If we had symmetric travel then we'd instead have $i_l$ converge to $i_g$.
Charlie estimates that approximately 1 in 300 people in the world fly each day, or $F \approx \frac{1}{300}$, so that global prevalence leads local prevalence for $\sim 300$ days.
Monitoring wastewater of air travelers coming into a city will, in the idealized case, see an effective prevalence equal to $i_g$.
Whereas we expect monitoring at the WWTP will see an effective prevalence of $i_l$.
If a pandemic starts outside of the focal city (as is most likely), then $i_g$ leads $i_l$ by $\sim 1/F$ days, giving a window of $\sim 1/F$ in which monitoring travelors outperforms monitoring the local city.
### Detection (very in progress)
Following the detection model I describe [here](https://naobservatory.github.io/mikes-notebook/posts/2023-02-06-basic-detection-theory/#cumulative-reads-over-a-given-period).
Suppose that
* we need to see a cumulative number of reads $M^*$ to detect the pathogen.

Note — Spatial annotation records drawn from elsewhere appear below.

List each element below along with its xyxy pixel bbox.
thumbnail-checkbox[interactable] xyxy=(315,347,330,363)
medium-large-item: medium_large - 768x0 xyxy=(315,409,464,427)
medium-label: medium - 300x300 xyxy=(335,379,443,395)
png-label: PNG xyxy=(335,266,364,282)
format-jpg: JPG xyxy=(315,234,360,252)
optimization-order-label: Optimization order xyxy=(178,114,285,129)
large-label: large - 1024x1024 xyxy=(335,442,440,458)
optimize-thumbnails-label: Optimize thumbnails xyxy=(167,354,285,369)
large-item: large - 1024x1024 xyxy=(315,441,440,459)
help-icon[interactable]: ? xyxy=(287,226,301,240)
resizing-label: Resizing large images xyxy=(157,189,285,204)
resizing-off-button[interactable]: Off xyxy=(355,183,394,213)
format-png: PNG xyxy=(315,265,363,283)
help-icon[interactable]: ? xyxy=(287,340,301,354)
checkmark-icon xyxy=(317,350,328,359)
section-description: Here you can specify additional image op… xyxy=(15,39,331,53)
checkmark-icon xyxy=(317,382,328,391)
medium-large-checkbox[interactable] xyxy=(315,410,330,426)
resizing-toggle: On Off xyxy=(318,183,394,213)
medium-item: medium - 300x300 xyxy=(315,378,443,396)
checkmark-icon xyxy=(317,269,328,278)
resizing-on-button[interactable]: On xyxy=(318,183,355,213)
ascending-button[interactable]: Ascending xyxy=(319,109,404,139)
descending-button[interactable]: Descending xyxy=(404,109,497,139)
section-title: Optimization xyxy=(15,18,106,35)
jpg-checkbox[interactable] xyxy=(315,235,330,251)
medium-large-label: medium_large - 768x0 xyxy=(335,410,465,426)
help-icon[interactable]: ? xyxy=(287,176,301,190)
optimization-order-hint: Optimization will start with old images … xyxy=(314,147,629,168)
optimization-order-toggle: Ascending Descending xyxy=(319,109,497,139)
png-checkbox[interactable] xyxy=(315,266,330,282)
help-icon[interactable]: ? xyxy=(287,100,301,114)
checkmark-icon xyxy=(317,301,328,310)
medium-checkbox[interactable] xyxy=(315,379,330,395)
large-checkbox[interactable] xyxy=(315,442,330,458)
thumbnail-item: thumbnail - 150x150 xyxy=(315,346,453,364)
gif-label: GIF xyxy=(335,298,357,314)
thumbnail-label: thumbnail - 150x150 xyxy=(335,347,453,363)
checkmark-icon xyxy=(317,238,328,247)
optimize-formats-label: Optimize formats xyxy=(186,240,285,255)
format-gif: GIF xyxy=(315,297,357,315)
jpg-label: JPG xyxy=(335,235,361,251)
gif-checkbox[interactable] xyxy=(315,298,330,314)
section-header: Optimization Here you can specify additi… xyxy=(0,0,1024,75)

* we sequence $\mathcal M$ total reads per day
* the p2ra factor for municipal is $s_l$ and for airport samples is $s_g$
* we can think of the p2ra factor as shedding times protocol bias, of the pathogen relative to background microbiome.
* it might be different in airport samples due to different ratios of defecation to urine, and less opportunity for non-pathogen growth and non-human input
Below I used subscript $x$ to stand for either $g$ or $l$.
The cumulative per-capital infection hours in the respective catchments is $\int_0^T i_x(t) \; dt$.
Call $Q_l$ and $Q_g$ the (expected) cumulative reads in municipal or airport samples and is approximately
\begin{align}
Q_x \approx s_x \mathcal M \int_0^T i_x(t) \; dt
\end{align}
Call $t^*_x$ the time when the cumulative reads hits the threshold for each strategy.
Cumulative incidence at detection
## Other thoughts
A lesson from the above, also observed by Charlie and Dan's work together, is that the advantage to monitoring airports goes away once there's been enough time for travel to bring the pathogen levels in the focal city in sync with the global population.
Interestingly, this suggests a reason why airport monitoring may have a weaker advange in an airport-release scenario than in the above 'random-origin' scenario: If the pathogen is release in a major international airport, then there is a higher chance that infected passengers arrive in the focal city right away and start an outbreak there immediately.